Quoique je crusse n’avoir rien à craindre des Bohémiens, un premier mouvement de surprise me rejeta en arrière, mais le spectacle bizarre que j’avais sous les yeux me retint. Au centre de la bergerie brûlait un feu de broussailles. Par terre était étendu, tout de son long, le vieux Frandj, les pieds tournés vers ce feu qui figurait peut-être le soleil. Frandj était mort. Les femmes de sa tribu, les cheveux épars, accroupies autour du corps, murmuraient en chœur des paroles inintelligibles pour moi ; deux d’entre elles serraient des bandelettes autour du cadavre. Par moments, il se faisait un profond silence ; puis les chants de deuil recommençaient, et les femmes se tordaient les bras. Tout au fond les hommes étaient assis, muets et dans une attitude de résignation. L’air de la porte faisait vaciller la la flamme, dont les reflets couraient sur le mur en arabesques capricieuses.
Je me retirai alors et j’allai m’asseoir à l’écart, un peu troublé de ce que j’avais vu. Les coqs des fermes éloignées chantaient comme pour se réjouir de la mort du célèbre voleur de poules. Ce que je savais de la vie de Frandj me revint en mémoire. Je réfléchissais à la singulière destinée de ce pauvre diable de prince, dont la vie n’avait été qu’un voyage continuel, usant sur tous les chemins la plante de ses pieds, qui était certainement ce qu’il avait jamais connu de plus solide en fait de semelles. Je me le représentais tombant, épuisé de fatigues, dans cette bergerie abandonnée, après avoir marché autant que vole une génération d’hirondelles, et disant aux siens : « Mon temps est fini ; qu’un autre maintenant vous conduise sur la terre. Voilà mon bâton que je lègue à mon successeur. »
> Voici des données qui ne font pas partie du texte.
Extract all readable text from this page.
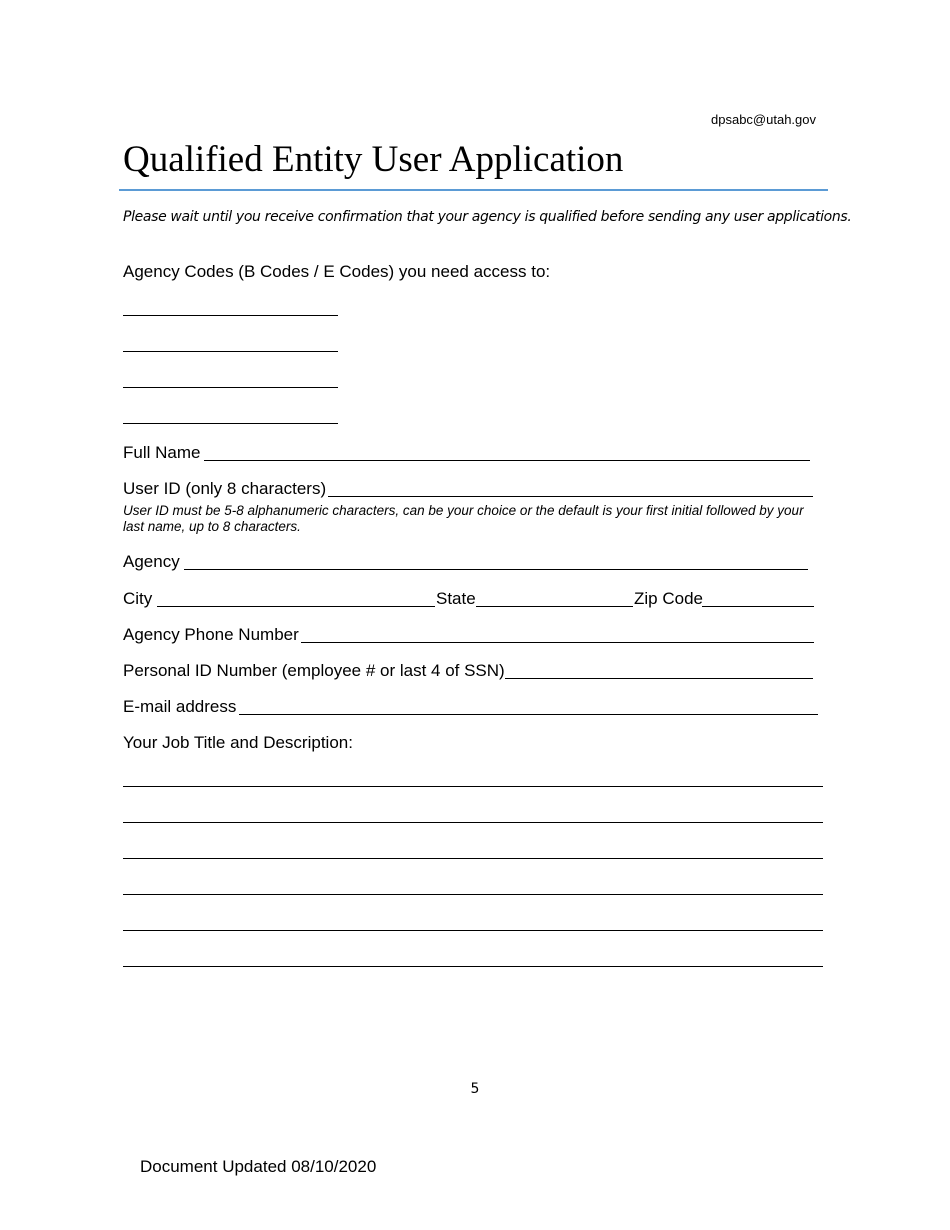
dpsabc@utah.gov
Qualified Entity User Application
Please wait until you receive confirmation that your agency is qualified before sending any user applications.
Agency Codes (B Codes / E Codes) you need access to:
Full Name
User ID (only 8 characters)
User ID must be 5-8 alphanumeric characters, can be your choice or the default is your first initial followed by your last name, up to 8 characters.
Agency
City	State	Zip Code
Agency Phone Number
Personal ID Number (employee # or last 4 of SSN)
E-mail address
Your Job Title and Description:
5
Document Updated 08/10/2020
Cependant l’horizon rougissait, l’air s’éclairait insensiblement, et les formes confuses se démêlaient peu à peu ; le jour allait paraître. Je vis les Bohémiens sortir de la bergerie, ou plutôt se glisser dehors, un à un, comme des ombres, emportant leur mort. Ils s’avancèrent de mon côté et passèrent près de moi sans me voir, mais je remarquai que Frandj avait le visage voilé. Arrivés à un endroit planté de bouquets de chênes nains, ils déposèrent leur fardeau sur le bord de ce trou dans lequel j’étais tombé une heure auparavant, et j’avoue que ce souvenir me donna le frisson. Alors de l’horizon, rouge comme le feu, jaillit un premier rayon de soleil qui rasa la terre ; tout s’anima ; les bruyères humides de rosée s’éclairèrent de reflets de pourpre. En même temps ce petit vent frais qui souffle au point du jour et meurt comme un éphémère courut dans le feuillage et sur les pointes des genêts.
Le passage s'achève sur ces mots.